Asshole was even less social than I was. I turned to leave, but paused, that same little voice of suspicion whispering in my ear.
“What did I test out as, anyway?”
This time, Jeremy did look up, his expression odd. “Low-Three. Didn’t the Finder tell you?”
“Right. Electrocution must be making me loopy.” I gave a shrug, like I was just a forgetful idiot instead of a suspicious bastard, and made my exit.
Out front, Mr. Grey was waiting for me.
And this time, he had company.
CHAPTER 7
She had a body made for vids—legs a mile long, tits high and proud—every inch of her displayed to perfection by tight black leather, from low-heeled boots to painted-on-pants to a jacket of slightly heavier construction. But from the neck up…
I blinked, frowned, and blinked again. Her face was round and bright yellow, with two large black dots for eyes and a curved black line forming a smile.
“What the hell…?” The words slipped out, barely audible even to myself, but the woman glanced over anyway, and the glint of interior lights off her head was enough to correct my initial assumption. She was wearing a motorcycle helmet. The smiley face I’d seen was a decal wrapped across the helmet’s visor.
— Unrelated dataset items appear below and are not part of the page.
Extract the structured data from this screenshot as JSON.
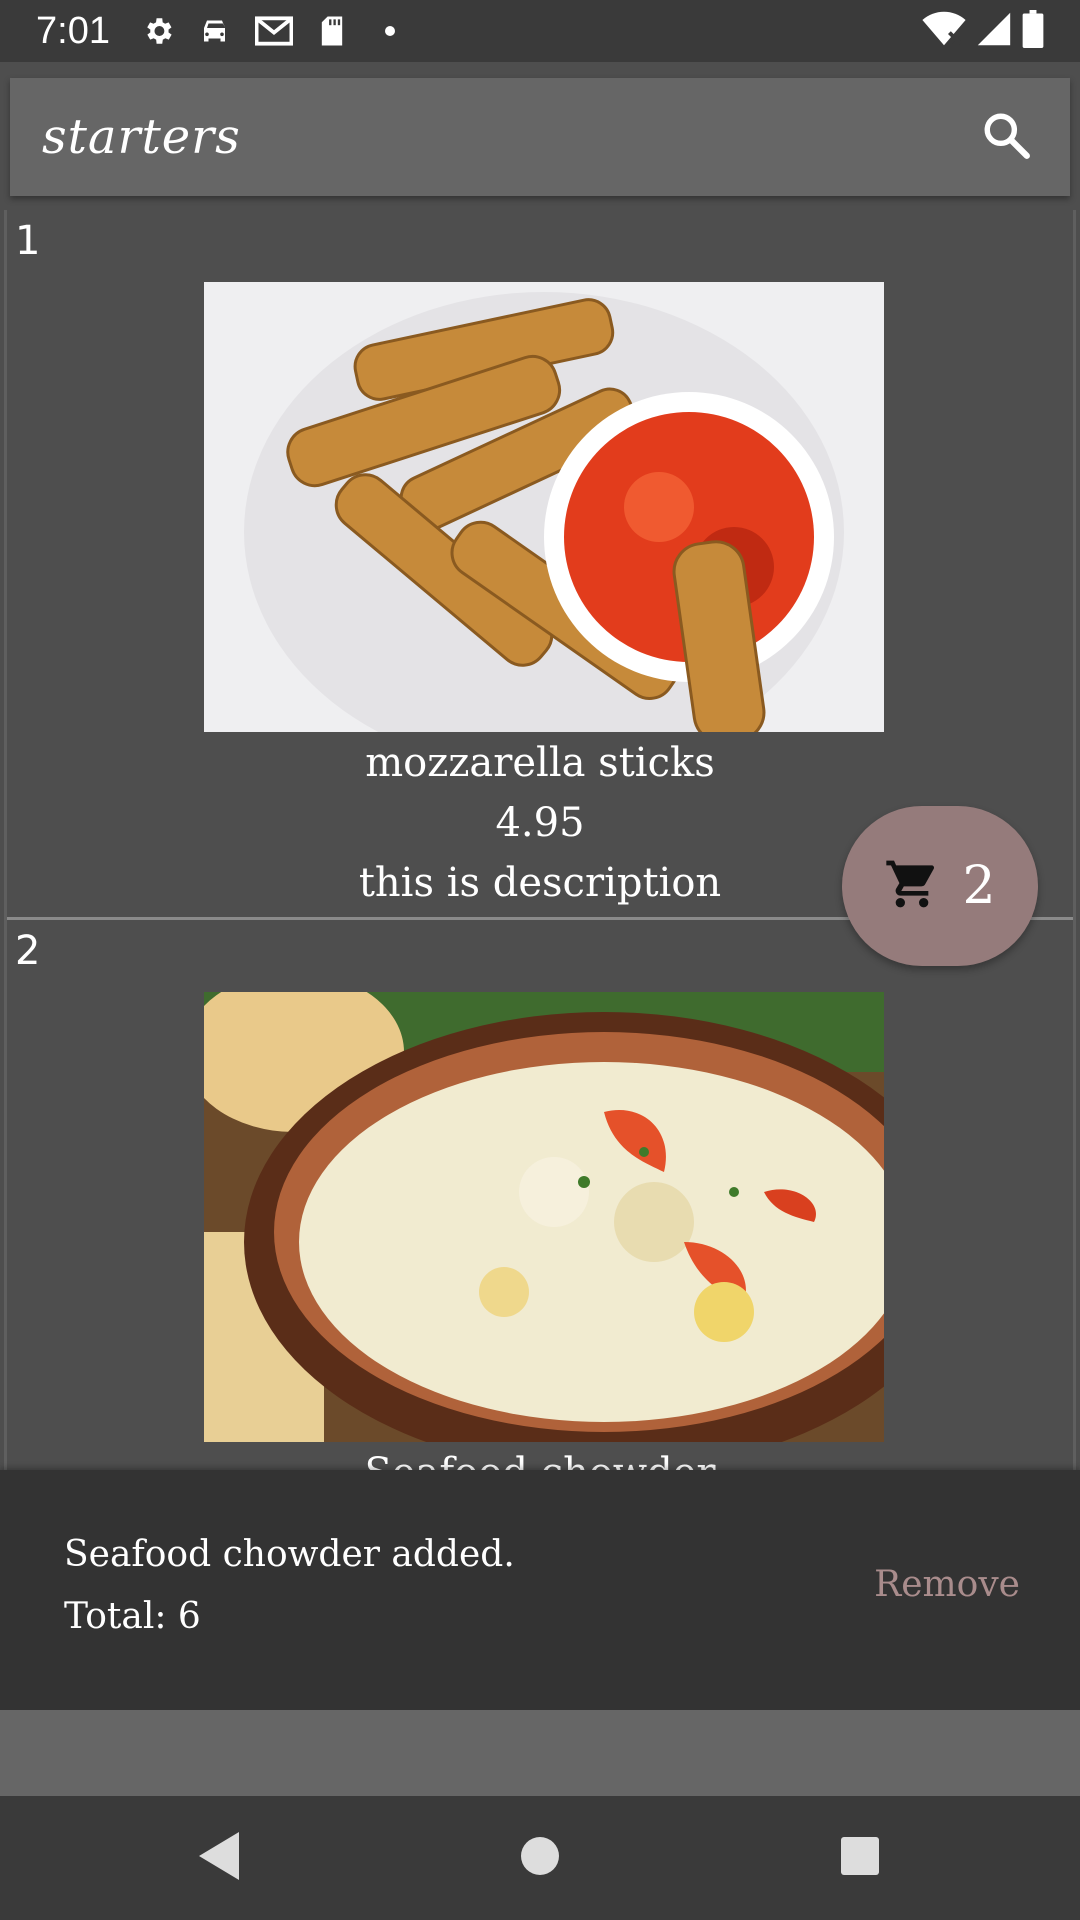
{
  "status_bar": {
    "time": "7:01",
    "left_icons": [
      "gear-icon",
      "car-icon",
      "mail-icon",
      "sdcard-icon",
      "dot-icon"
    ],
    "right_icons": [
      "wifi-icon",
      "signal-icon",
      "battery-icon"
    ]
  },
  "app_bar": {
    "title": "starters",
    "search_icon": "search-icon"
  },
  "items": [
    {
      "index": "1",
      "name": "mozzarella sticks",
      "price": "4.95",
      "description": "this is description"
    },
    {
      "index": "2",
      "name": "Seafood chowder",
      "price": "",
      "description": ""
    }
  ],
  "cart": {
    "icon": "cart-icon",
    "count": "2"
  },
  "snackbar": {
    "message": "Seafood chowder added.",
    "total": "Total: 6",
    "action": "Remove"
  },
  "nav": {
    "back_icon": "back-icon",
    "home_icon": "home-icon",
    "recents_icon": "recents-icon"
  },
  "colors": {
    "status_bar": "#3a3a3a",
    "app_bar": "#666666",
    "background": "#4e4e4e",
    "fab": "#957b7b",
    "snackbar": "#333333",
    "snackbar_action": "#a98c8c"
  }
}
“Meet your escort,” said the Finder. “She will be taking you the rest of the way to the Academy.”
My frown deepened. “You’re not coming?”
“You are not the only individual on my list.” His bland smile flickered into view then faded just as swiftly. He turned to look up at the woman at his side. “Deliver him to the Academy of Heroes no later than tomorrow evening. I leave the details to your discretion.”
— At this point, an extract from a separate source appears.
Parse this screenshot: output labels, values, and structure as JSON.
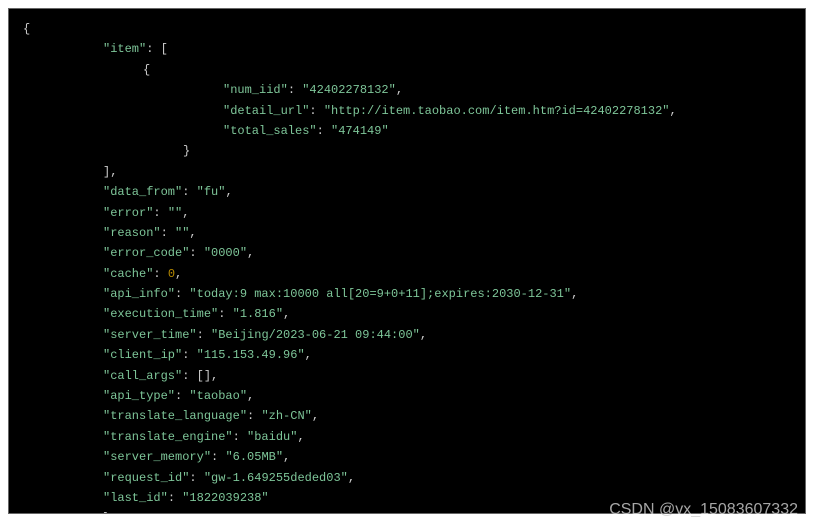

And just like that, Mr. Grey walked out of my life forever.
Well… not quite forever.
Life couldn’t be that easy.
•—•—•
The wheeze of Mr. Grey’s death trap had faded away before Smiley finally spoke.
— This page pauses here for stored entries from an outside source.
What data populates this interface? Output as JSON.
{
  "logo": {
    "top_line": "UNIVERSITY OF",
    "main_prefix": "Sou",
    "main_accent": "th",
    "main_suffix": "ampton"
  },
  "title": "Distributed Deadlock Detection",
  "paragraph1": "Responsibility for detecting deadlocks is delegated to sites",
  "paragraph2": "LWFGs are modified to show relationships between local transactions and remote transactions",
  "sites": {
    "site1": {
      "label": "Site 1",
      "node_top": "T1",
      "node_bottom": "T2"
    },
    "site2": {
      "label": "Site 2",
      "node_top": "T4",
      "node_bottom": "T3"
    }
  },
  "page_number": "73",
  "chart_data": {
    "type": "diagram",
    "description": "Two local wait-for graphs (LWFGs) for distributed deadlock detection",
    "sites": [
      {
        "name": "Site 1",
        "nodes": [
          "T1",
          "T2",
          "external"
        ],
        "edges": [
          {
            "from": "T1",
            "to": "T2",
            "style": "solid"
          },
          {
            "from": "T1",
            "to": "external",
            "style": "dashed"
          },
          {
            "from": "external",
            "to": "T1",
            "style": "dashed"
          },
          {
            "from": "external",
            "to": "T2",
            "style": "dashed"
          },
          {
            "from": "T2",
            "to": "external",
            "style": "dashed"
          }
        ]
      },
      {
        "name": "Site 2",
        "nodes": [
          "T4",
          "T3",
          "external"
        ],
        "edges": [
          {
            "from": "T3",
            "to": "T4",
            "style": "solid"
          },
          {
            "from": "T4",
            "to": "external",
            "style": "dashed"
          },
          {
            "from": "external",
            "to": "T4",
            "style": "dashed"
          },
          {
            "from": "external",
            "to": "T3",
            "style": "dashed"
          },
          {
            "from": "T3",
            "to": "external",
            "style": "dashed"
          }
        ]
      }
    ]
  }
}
“Let’s go, kid.” The voice didn’t fit her body. It would barely have fit Mama Rawlins’ body. It was deep, rough, and weirdly discordant, like razor blades scraping against one another on every syllable.
She was smoking hot—from the neck down, at least—but I wasn’t a total fool. “I’m not going anywhere until you tell me who you are. Are you a Finder too?”
Her laughter was short and sharp, but it had actual humor in it in a way Mr. Grey hadn’t managed even once since I’d met him. “You think I’m a Finder? Where the hell did he dig you up?”
“Bakersfield.”
“My condolences.” Again, that flicker of humor. I couldn’t see a face beneath the decaled visor, but I could feel her studying me. “I’m a specialist, kid. Well-paid and well-armed, and that’s all you need to know.”
“Like hell it is.”
She regarded me for a moment, then shrugged. “Come with me or don’t.” Those mile-long legs took her out into the brightly lit lot. The door slammed shut behind her, leaving me in near-darkness once again.